Dalam rapat rahasia yang dilaksanakan di kediaman pribadi Megawati itu, hadir pula anggota Dewan Keamanan Nasional AS, Karen Brooks dan Dubes AS untuk Indonesia Ralph L Boyce, selain utusan khusus -- yang menurut Burks -- mengaku sebagai agen dinas rahasia CIA. Burks sendiri berada di tempat pertemuan itu dalam kapasitasnya sebagai penerjemah. "Saya diminta Karen Brooks mengikuti rapat rahasia itu," kata Burks.
Menurut Burks, rapat rahasia itu diawali dengan basa-basi antara Megawati dan Karen. "Mereka memang telah saling kenal beberapa tahun,"kata Burks. Setelah itu, lanjut Burks, Karen mempersilahkan utusan khusus Bush berbicara langsung dengan Megawati.
Utusan khusus tersebut kemudian mengatakan bahwa telah ada kesaksian dari Umar Al Faruk tentang Ba`asyir. Menurut utusan itu mengutip Al Faruk, Jamaah Islamiyah yang diletuai Ba'asyir telah melakukan dua kali usaha pembunuhan terhadap Megawati. Ba`asyir juga dikatakan sebagai yang mendalangi pemboman di malam Natal.
Megawati, papar Burks, kala itu terlihat menghela nafas. Dia meminta maaf karena tidak bisa memenuhi permintaaan renderitu. "Ba`asyir berbeda dengan Al Faruk, karena terlalu banyak pendukungnya di Indonesia, hanya satu cara saya bisa melakukannya, bila masyarakat sudah menentangnya" kata Burks menirukan ucapan Megawati saat itu.
Atas penolakan Megawati, ketiga orang AS tersebut menurut Burks terlihat kebingungan. Kemudian utusan khusus Bush mengatakan kepada Megawati bahwa dia dapat memahami kalau permintaan render itu dapat menyulitkan posisi Megawati. Toh, utusan khusus ini tetap meminta agar Megawati segera menyerahkan Ba`asyir sebelum pertemuan APEC. "Bila tidak dilaksanakan, akan ada suatu masalah,"kata utusan tersebut seperti ditirukan Burks.
Rapat rahasia ini, masih kata Burk, dilaksanakan beberapa pekan sebelum terjadi peristiwa bom Bali. Dipenghujung rapat, lanjut Burks, Mega berpesan agar hal ini tidak sampai memutuskan hubungan baik antara AS dan Indonesia. Sepulangnya dari rapat rahasia, kata Burks,di kediaman pribadi Ralph L Boyce, mereka bertanya kepada Burks apakah benar yang dikatakan Megawati itu.

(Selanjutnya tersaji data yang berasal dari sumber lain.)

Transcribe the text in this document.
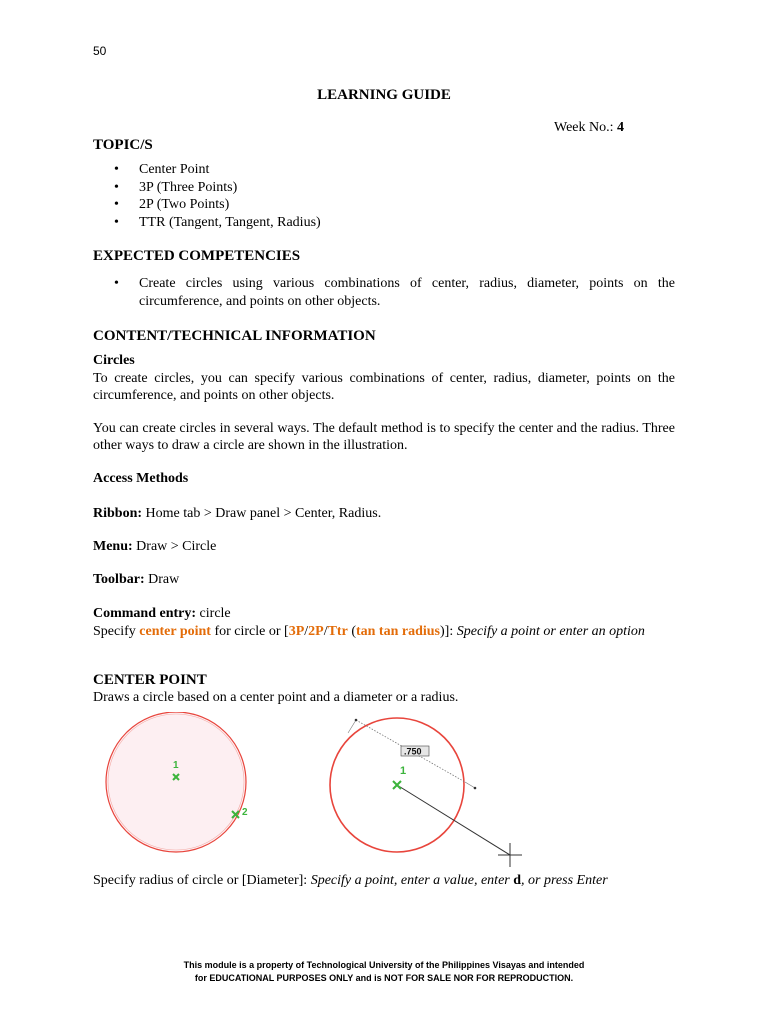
50
LEARNING GUIDE
Week No.: 4
TOPIC/S
• Center Point
• 3P (Three Points)
• 2P (Two Points)
• TTR (Tangent, Tangent, Radius)
EXPECTED COMPETENCIES
• Create circles using various combinations of center, radius, diameter, points on the circumference, and points on other objects.
CONTENT/TECHNICAL INFORMATION
Circles
To create circles, you can specify various combinations of center, radius, diameter, points on the circumference, and points on other objects.
You can create circles in several ways. The default method is to specify the center and the radius. Three other ways to draw a circle are shown in the illustration.
Access Methods
Ribbon: Home tab > Draw panel > Center, Radius.
Menu: Draw > Circle
Toolbar: Draw
Command entry: circle
Specify center point for circle or [3P/2P/Ttr (tan tan radius)]: Specify a point or enter an option
CENTER POINT
Draws a circle based on a center point and a diameter or a radius.
1
2
.750
1
Specify radius of circle or [Diameter]: Specify a point, enter a value, enter d, or press Enter
This module is a property of Technological University of the Philippines Visayas and intended
for EDUCATIONAL PURPOSES ONLY and is NOT FOR SALE NOR FOR REPRODUCTION.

Burks pun membenarkan.
Burks mengaku telah bertemu langsung dengan Megawati sebanyak empat kali. Pertemuan pertama terjadi satu pekan setelah peristiwa 11 September di AS. Saat itu Burks mengaku jadi penerjemah pertemuan Megawati dengan Presiden George Walker Bush. Dalam pertemuan ini kata Burks, pemerintah AS menegskan sikap tidak memerangi Islam tetapi memerangi terorisme. Pada pertemuan yang berlangsung selama 90 menit di Gedung Putih ini, kata Burks, sama sekali tidak disinggung soal Ba`asyir.

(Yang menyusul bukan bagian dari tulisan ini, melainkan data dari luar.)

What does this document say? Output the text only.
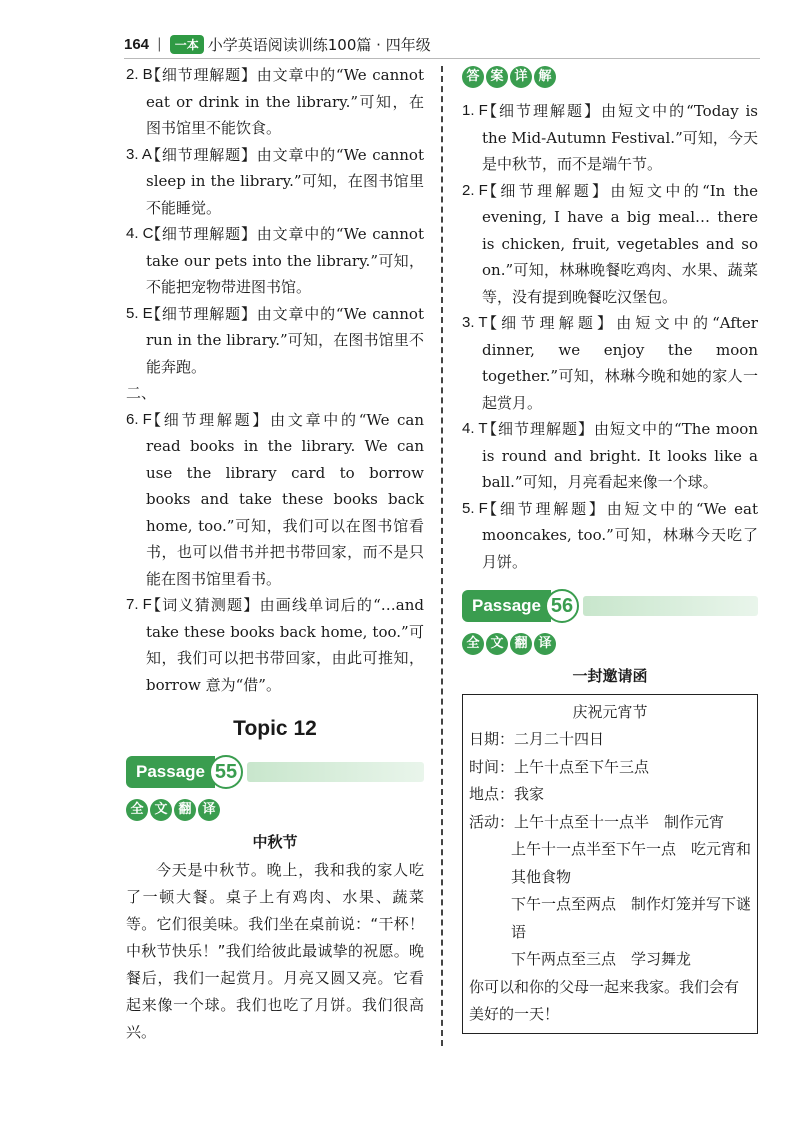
164 |	一本 小学英语阅读训练100篇 · 四年级
2. B
【细节理解题】由文章中的“We cannot eat or drink in the library.”可知，在图书馆里不能饮食。
3. A
【细节理解题】由文章中的“We cannot sleep in the library.”可知，在图书馆里不能睡觉。
4. C
【细节理解题】由文章中的“We cannot take our pets into the library.”可知，不能把宠物带进图书馆。
5. E
【细节理解题】由文章中的“We cannot run in the library.”可知，在图书馆里不能奔跑。
二、
6. F
【细节理解题】由文章中的“We can read books in the library. We can use the library card to borrow books and take these books back home, too.”可知，我们可以在图书馆看书，也可以借书并把书带回家，而不是只能在图书馆里看书。
7. F
【词义猜测题】由画线单词后的“…and take these books back home, too.”可知，我们可以把书带回家，由此可推知，borrow 意为“借”。
Topic 12
Passage 55
全 文 翻 译
中秋节
今天是中秋节。晚上，我和我的家人吃了一顿大餐。桌子上有鸡肉、水果、蔬菜等。它们很美味。我们坐在桌前说：“干杯！中秋节快乐！”我们给彼此最诚挚的祝愿。晚餐后，我们一起赏月。月亮又圆又亮。它看起来像一个球。我们也吃了月饼。我们很高兴。
答 案 详 解
1. F
【细节理解题】由短文中的“Today is the Mid-Autumn Festival.”可知，今天是中秋节，而不是端午节。
2. F
【细节理解题】由短文中的“In the evening, I have a big meal… there is chicken, fruit, vegetables and so on.”可知，林琳晚餐吃鸡肉、水果、蔬菜等，没有提到晚餐吃汉堡包。
3. T
【细节理解题】由短文中的“After dinner, we enjoy the moon together.”可知，林琳今晚和她的家人一起赏月。
4. T
【细节理解题】由短文中的“The moon is round and bright. It looks like a ball.”可知，月亮看起来像一个球。
5. F
【细节理解题】由短文中的“We eat mooncakes, too.”可知，林琳今天吃了月饼。
Passage 56
全 文 翻 译
一封邀请函
庆祝元宵节
日期：二月二十四日
时间：上午十点至下午三点
地点：我家
活动：上午十点至十一点半　制作元宵
上午十一点半至下午一点　吃元宵和其他食物
下午一点至两点　制作灯笼并写下谜语
下午两点至三点　学习舞龙
你可以和你的父母一起来我家。我们会有美好的一天！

Ketika Burks ditanya apakah ia percaya Islam identik dengan terorisme, Burks menggeleng sambil menjawab tidak. “Dan banyak warga AS yang tidak percaya kalau Islam identik dengan teror,” katanya. Dalam kasus Ba’asyir, Burks menduga ada manipulasi tingkat tinggi dari pemerintahan AS. “Sepertinya pemerintah Bush penasaran dan ingin menuduh, juga menyalahkan Ba'asyir,” kata Burks.
Burks menilai ada oknum-oknum di pemerintahan AS yang ingin menunjukkan bahwa teror yang dituduhkan selama ini sangat ganas. Padahal, menurut Burks, teror yang diisukan itu tidak terlalu banyak. “Hanya dibuat semacam momok untuk menakuti seluruh umat manusia di dunia,”kata Burks. Namun Burks sendiri menolak menjelaskan siapa yang dimaksudnya dengan oknum di pemerintahan Bush itu, karena menurut Burks, hal itu terlalu rumit untuk dijelaskan.

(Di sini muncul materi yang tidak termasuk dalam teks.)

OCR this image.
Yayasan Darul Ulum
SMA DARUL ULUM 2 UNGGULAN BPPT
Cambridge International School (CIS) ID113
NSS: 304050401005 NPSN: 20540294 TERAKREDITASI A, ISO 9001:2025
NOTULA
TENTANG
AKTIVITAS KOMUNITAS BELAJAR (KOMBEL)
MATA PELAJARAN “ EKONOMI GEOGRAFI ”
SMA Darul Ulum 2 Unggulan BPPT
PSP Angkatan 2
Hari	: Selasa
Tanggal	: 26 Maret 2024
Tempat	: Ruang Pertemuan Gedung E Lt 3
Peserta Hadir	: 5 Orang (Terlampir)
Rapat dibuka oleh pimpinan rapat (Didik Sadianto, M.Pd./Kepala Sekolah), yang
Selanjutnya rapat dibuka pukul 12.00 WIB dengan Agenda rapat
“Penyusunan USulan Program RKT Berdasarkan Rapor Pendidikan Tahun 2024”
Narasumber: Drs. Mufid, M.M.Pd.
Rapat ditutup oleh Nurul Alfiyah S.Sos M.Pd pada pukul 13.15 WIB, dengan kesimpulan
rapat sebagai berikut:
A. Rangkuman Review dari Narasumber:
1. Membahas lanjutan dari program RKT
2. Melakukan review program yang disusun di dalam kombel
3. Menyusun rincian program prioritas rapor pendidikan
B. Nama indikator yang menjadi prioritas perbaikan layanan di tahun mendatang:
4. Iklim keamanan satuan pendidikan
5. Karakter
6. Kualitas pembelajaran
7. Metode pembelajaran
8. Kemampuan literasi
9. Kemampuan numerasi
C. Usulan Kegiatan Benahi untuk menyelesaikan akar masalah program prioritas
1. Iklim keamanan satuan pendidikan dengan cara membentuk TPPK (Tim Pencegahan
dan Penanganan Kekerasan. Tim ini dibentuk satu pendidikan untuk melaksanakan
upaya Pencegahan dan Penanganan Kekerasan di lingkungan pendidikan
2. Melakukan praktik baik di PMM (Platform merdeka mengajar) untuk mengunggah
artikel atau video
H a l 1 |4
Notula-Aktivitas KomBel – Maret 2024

Burks sendiri merasa ada banyak kejanggalan dalam perkara Ba'asyir. Selain manipulasi oleh pemerintahannya, Burks mengamati bahwa 2 tahun belakangan ini, bila ada berita tentang Indonesia di media-media AS, selalu bersangkutan dengan Ba'asyir.
”Sebelumnya, Indonesia amat jarang diberitakan di media-media AS,” katanya. Warga AS yang tinggal di California ini mengaku hingga kini masih belum mengerti keuntungan apa yang ingin diperoleh Bush dengan menangkap Ba'asyir. “Saya juga heran, saya telah bertanya ke banyak orang, tetapi sampai sekarang belum dapat jawabannya,” kata Burks. (13 Januari 2005/tempointeractive.com)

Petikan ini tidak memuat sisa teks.